Al principio pensé que se trataba de otro disparate urbanístico pasajero, como esa calle de Serrano que no es sólo la caza del tesoro, sino el tren de la bruja con unos autobuses que cada día paran cerca de una zanja diferente y a poco que te descuides te caes (eso si no se acaba por derrumbar el puente de Juan Bravo con tanto vibrador). Pero no. Aquel horror con forma de mechero hortera, de esos que son una bola del mundo con una tapa que se abre escondiéndose dentro de la estructura, había venido para quedarse.
"No sabes lo bien que está por dentro". Comentaba un amigo. Esa debe ser entonces la explicación: en la nueva estación de Sol se ha hecho tal esfuerzo dentro que se han quedado extenuados a la hora de diseñar la parte exterior. No he querido siquiera enterarme de quién es el autor, no sea algún amigo y me lleve un disgusto. Tampoco sé quién anda tras el artefacto, si ayuntamiento, administración local o central, aunque una impunidad de este calado debe ser un proyecto de varios.
Lo que llama la atención es que los que han encargado la estructura no hayan oído que hace casi cien años, en 1919, se inauguraba la Bauhaus, una escuela que quería enseñar a diseñar objetos útiles y bellos y, sobre todo, discretos -la esencia de lo moderno-. Por allí pasaron desde Kandinsky e Itten hasta Gropius y Mies van der Rohe y la visitaron como profesores invitados prácticamente todos los vanguardistas de los años veinte y treinta. Algunas de sus propuestas de arte, arquitectura, diseño, textiles o fotografías se pueden contemplar hasta primeros de octubre -en que viajará al MOMA- en la Martin Gropius Bau de Berlín y si es verdad que no aparece un claro "estilo Bauhaus", no es menos cierto que un halo de actualidad sobrevuela todo lo expuesto.

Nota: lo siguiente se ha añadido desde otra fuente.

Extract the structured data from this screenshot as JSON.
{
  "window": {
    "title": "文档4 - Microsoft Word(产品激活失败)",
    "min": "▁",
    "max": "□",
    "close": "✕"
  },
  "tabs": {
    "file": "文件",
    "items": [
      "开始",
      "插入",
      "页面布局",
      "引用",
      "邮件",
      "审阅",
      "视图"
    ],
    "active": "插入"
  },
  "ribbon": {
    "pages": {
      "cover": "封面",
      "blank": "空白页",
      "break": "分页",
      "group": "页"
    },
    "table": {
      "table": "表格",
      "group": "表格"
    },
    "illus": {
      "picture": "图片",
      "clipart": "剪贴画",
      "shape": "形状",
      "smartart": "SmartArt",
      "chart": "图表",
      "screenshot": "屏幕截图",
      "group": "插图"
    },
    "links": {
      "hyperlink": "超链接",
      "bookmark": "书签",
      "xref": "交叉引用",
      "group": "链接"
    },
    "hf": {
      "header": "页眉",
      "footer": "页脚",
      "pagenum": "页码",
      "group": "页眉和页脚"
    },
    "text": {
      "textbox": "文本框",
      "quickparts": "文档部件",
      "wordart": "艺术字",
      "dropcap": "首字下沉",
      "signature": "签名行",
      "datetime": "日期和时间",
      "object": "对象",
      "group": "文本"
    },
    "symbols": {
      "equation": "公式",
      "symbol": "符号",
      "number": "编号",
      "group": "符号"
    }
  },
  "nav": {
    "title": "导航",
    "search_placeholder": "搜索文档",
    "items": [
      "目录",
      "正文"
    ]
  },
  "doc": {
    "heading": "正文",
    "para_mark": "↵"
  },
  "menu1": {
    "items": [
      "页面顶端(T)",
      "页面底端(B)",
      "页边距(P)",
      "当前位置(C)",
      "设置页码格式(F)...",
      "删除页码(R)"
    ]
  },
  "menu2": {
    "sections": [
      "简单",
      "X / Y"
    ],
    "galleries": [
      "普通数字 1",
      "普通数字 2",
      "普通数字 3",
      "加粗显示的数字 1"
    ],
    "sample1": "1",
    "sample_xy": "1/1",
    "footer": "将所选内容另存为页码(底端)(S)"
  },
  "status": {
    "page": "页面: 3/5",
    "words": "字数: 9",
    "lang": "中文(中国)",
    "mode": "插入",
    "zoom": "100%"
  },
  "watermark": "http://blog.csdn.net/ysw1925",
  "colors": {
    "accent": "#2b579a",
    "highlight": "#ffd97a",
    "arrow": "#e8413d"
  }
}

Visitar esta exposición es el mejor antídoto para el susto de Sol, pero a los que no puedan llegar hasta Berlín les propongo darse una vuelta por el teatro del Canal, de Juan Navarro Baldeweg, o por la exposición del estudio de Fernández Alba y del Pino que se presenta en el Pabellón del Botánico, una pequeña retrospectiva de su trabajo. Cada vez tengo más claro que la arquitectura debe estar inserta en la ciudad y no ser una escultura colocada en medio de ninguna parte, como esas cuatro torres de Madrid, remedo solitario y a destiempo de un Nueva York escasísimo. De todos modos, tampoco Madrid está sola en esto: el mal de la torreescultura se parece en el mundo completo, de Londres a Dubai. Piezas de coleccionista, prestigio social que en medio de una ciudad chata como Madrid queda más estrambótico aún. Así que, por favor, que no enseñen la Puerta del Sol a los de los Juegos Olímpicos, ¡que volvemos a perder! Y si no hay más remedio, que echen un papel Albal por encima y digan que es un jamón gigante -"tan nuestro"-.